A couple of your comments that made us laugh, made us cry, and, most importantly, made us think.
* “I imagine?” WTF? “Why I imagine that Bradley Belt was yanked into the land of Faerie, to serve as slave and jester in the court of Oberon the Faerie King for the next 650 years. Perhaps he will be given the ears of a donkey! Perhaps he will be transformed into a Rowan tree at the whim of the capricious magical King! Who knows! This is Scott McClellan: IMAGINEER.”
* Face it, she’s a CILF.
* Shhh! Don’t you understand what you’re doing?!?! Simply by talking in public about the details of our nation’s email system, you’re GIVING AWAY SECRETS TO THE TERRORISTS. This is the FBI’s first denial, to confuse the enemies about the extent of our tech arsenal. Next, expect a press release about how politicians and big-wigs are actually carrying around small, tasty berries in their pockets which are for snacking purposes only, and have no data storage/transmittal capabilities whatsoever. That’ll trick ‘em!
* ah, the first picture is classic. the atf: defending ‘merica against swarthy men who may or may not have broken out of jail and into a beautiful coconut paradise everywhere.
* Souter: “God, Roberts. You’re suck a MICK. Oh my God. I’m totally, totally, totally, totally sorry for that.”
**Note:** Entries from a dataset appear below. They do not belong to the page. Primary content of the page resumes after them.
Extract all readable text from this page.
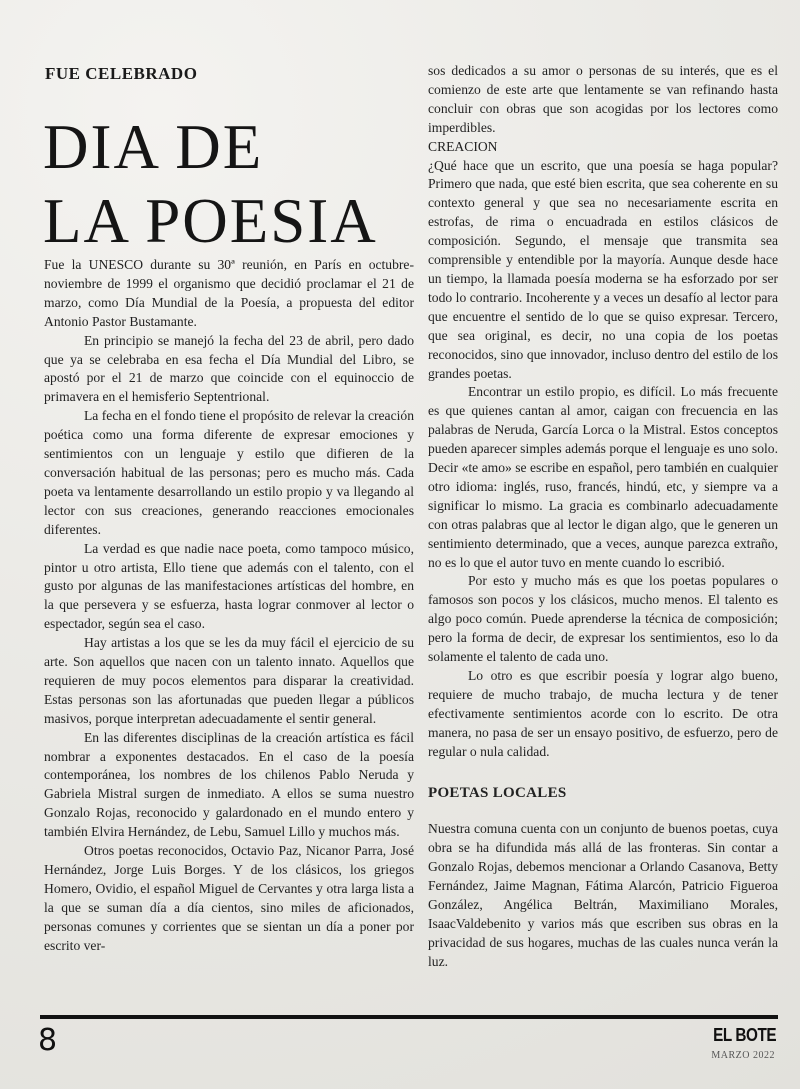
FUE CELEBRADO
DIA DE
LA POESIA

Fue la UNESCO durante su 30ª reunión, en París en octubre-noviembre de 1999 el organismo que decidió proclamar el 21 de marzo, como Día Mundial de la Poesía, a propuesta del editor Antonio Pastor Bustamante.

En principio se manejó la fecha del 23 de abril, pero dado que ya se celebraba en esa fecha el Día Mundial del Libro, se apostó por el 21 de marzo que coincide con el equinoccio de primavera en el hemisferio Septentrional.

La fecha en el fondo tiene el propósito de relevar la creación poética como una forma diferente de expresar emociones y sentimientos con un lenguaje y estilo que difieren de la conversación habitual de las personas; pero es mucho más. Cada poeta va lentamente desarrollando un estilo propio y va llegando al lector con sus creaciones, generando reacciones emocionales diferentes.

La verdad es que nadie nace poeta, como tampoco músico, pintor u otro artista, Ello tiene que además con el talento, con el gusto por algunas de las manifestaciones artísticas del hombre, en la que persevera y se esfuerza, hasta lograr conmover al lector o espectador, según sea el caso.

Hay artistas a los que se les da muy fácil el ejercicio de su arte. Son aquellos que nacen con un talento innato. Aquellos que requieren de muy pocos elementos para disparar la creatividad. Estas personas son las afortunadas que pueden llegar a públicos masivos, porque interpretan adecuadamente el sentir general.

En las diferentes disciplinas de la creación artística es fácil nombrar a exponentes destacados. En el caso de la poesía contemporánea, los nombres de los chilenos Pablo Neruda y Gabriela Mistral surgen de inmediato. A ellos se suma nuestro Gonzalo Rojas, reconocido y galardonado en el mundo entero y también Elvira Hernández, de Lebu, Samuel Lillo y muchos más.

Otros poetas reconocidos, Octavio Paz, Nicanor Parra, José Hernández, Jorge Luis Borges. Y de los clásicos, los griegos Homero, Ovidio, el español Miguel de Cervantes y otra larga lista a la que se suman día a día cientos, sino miles de aficionados, personas comunes y corrientes que se sientan un día a poner por escrito ver-

sos dedicados a su amor o personas de su interés, que es el comienzo de este arte que lentamente se van refinando hasta concluir con obras que son acogidas por los lectores como imperdibles.

CREACION

¿Qué hace que un escrito, que una poesía se haga popular? Primero que nada, que esté bien escrita, que sea coherente en su contexto general y que sea no necesariamente escrita en estrofas, de rima o encuadrada en estilos clásicos de composición. Segundo, el mensaje que transmita sea comprensible y entendible por la mayoría. Aunque desde hace un tiempo, la llamada poesía moderna se ha esforzado por ser todo lo contrario. Incoherente y a veces un desafío al lector para que encuentre el sentido de lo que se quiso expresar. Tercero, que sea original, es decir, no una copia de los poetas reconocidos, sino que innovador, incluso dentro del estilo de los grandes poetas.

Encontrar un estilo propio, es difícil. Lo más frecuente es que quienes cantan al amor, caigan con frecuencia en las palabras de Neruda, García Lorca o la Mistral. Estos conceptos pueden aparecer simples además porque el lenguaje es uno solo. Decir «te amo» se escribe en español, pero también en cualquier otro idioma: inglés, ruso, francés, hindú, etc, y siempre va a significar lo mismo. La gracia es combinarlo adecuadamente con otras palabras que al lector le digan algo, que le generen un sentimiento determinado, que a veces, aunque parezca extraño, no es lo que el autor tuvo en mente cuando lo escribió.

Por esto y mucho más es que los poetas populares o famosos son pocos y los clásicos, mucho menos. El talento es algo poco común. Puede aprenderse la técnica de composición; pero la forma de decir, de expresar los sentimientos, eso lo da solamente el talento de cada uno.

Lo otro es que escribir poesía y lograr algo bueno, requiere de mucho trabajo, de mucha lectura y de tener efectivamente sentimientos acorde con lo escrito. De otra manera, no pasa de ser un ensayo positivo, de esfuerzo, pero de regular o nula calidad.

POETAS LOCALES

Nuestra comuna cuenta con un conjunto de buenos poetas, cuya obra se ha difundida más allá de las fronteras. Sin contar a Gonzalo Rojas, debemos mencionar a Orlando Casanova, Betty Fernández, Jaime Magnan, Fátima Alarcón, Patricio Figueroa González, Angélica Beltrán, Maximiliano Morales, IsaacValdebenito y varios más que escriben sus obras en la privacidad de sus hogares, muchas de las cuales nunca verán la luz.

8	EL BOTE
MARZO 2022
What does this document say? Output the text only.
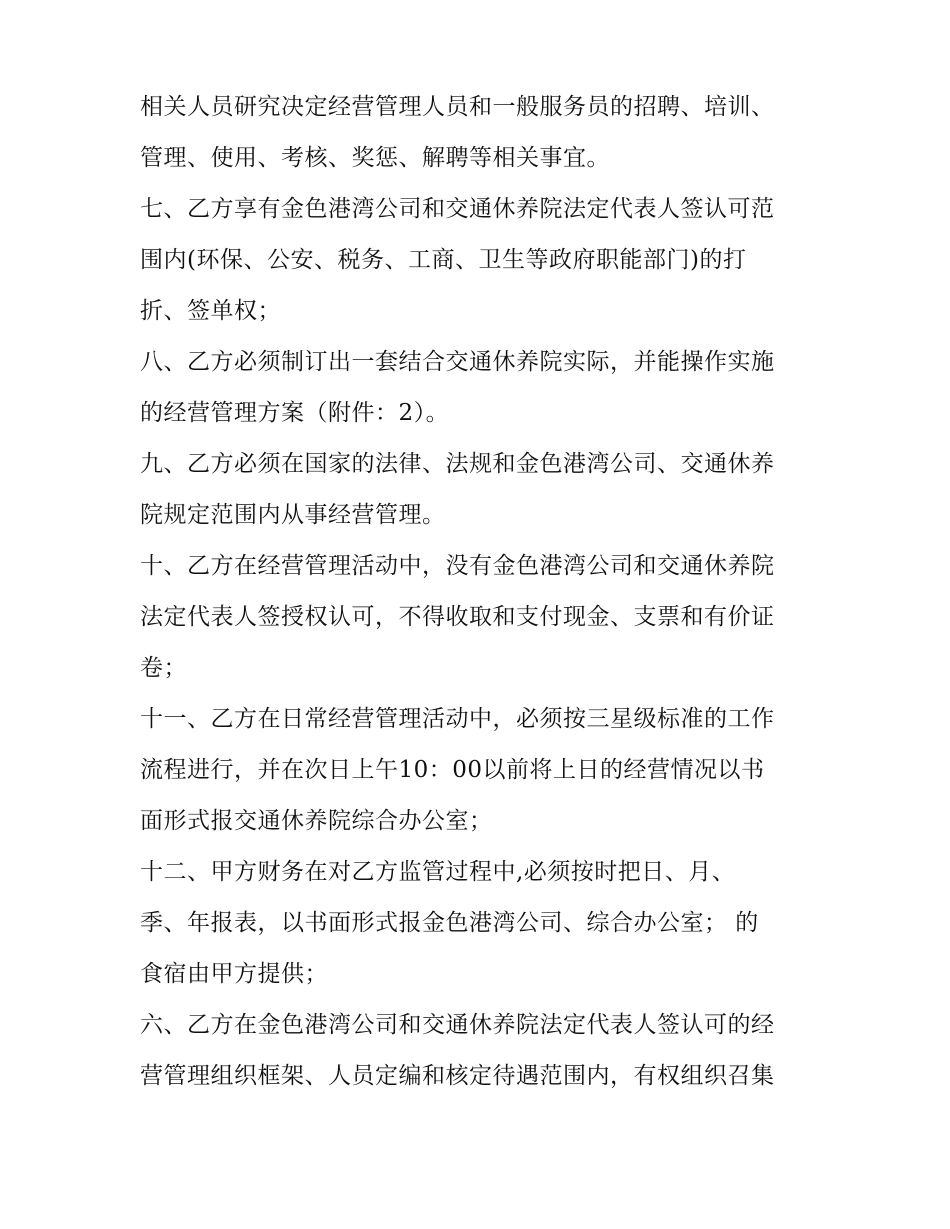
相关人员研究决定经营管理人员和一般服务员的招聘、培训、
管理、使用、考核、奖惩、解聘等相关事宜。
七、乙方享有金色港湾公司和交通休养院法定代表人签认可范
围内(环保、公安、税务、工商、卫生等政府职能部门)的打
折、签单权；
八、乙方必须制订出一套结合交通休养院实际，并能操作实施
的经营管理方案（附件：2）。
九、乙方必须在国家的法律、法规和金色港湾公司、交通休养
院规定范围内从事经营管理。
十、乙方在经营管理活动中，没有金色港湾公司和交通休养院
法定代表人签授权认可，不得收取和支付现金、支票和有价证
卷；
十一、乙方在日常经营管理活动中，必须按三星级标准的工作
流程进行，并在次日上午10：00以前将上日的经营情况以书
面形式报交通休养院综合办公室；
十二、甲方财务在对乙方监管过程中,必须按时把日、月、
季、年报表，以书面形式报金色港湾公司、综合办公室； 的
食宿由甲方提供；
六、乙方在金色港湾公司和交通休养院法定代表人签认可的经
营管理组织框架、人员定编和核定待遇范围内，有权组织召集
* Um, Kennedy is clearly the gayest justice, having authored both Romer v. Evans, 517 US 620, 626 (1996) (“We hereby hold that the state of Colorado is in a state of De-NIAL! We mean really, banning gay rights was totally a front to take attention away from it’s gay cowboys! Meow!”) and Lawrence v. Texas, 539 U.S. 558, 558-66 (2003) (“Freedom . . . to a private . . . ‘anal sex’ . . . touching . . . the most private of places . . . buggery . . . is . . . our obligaton.”).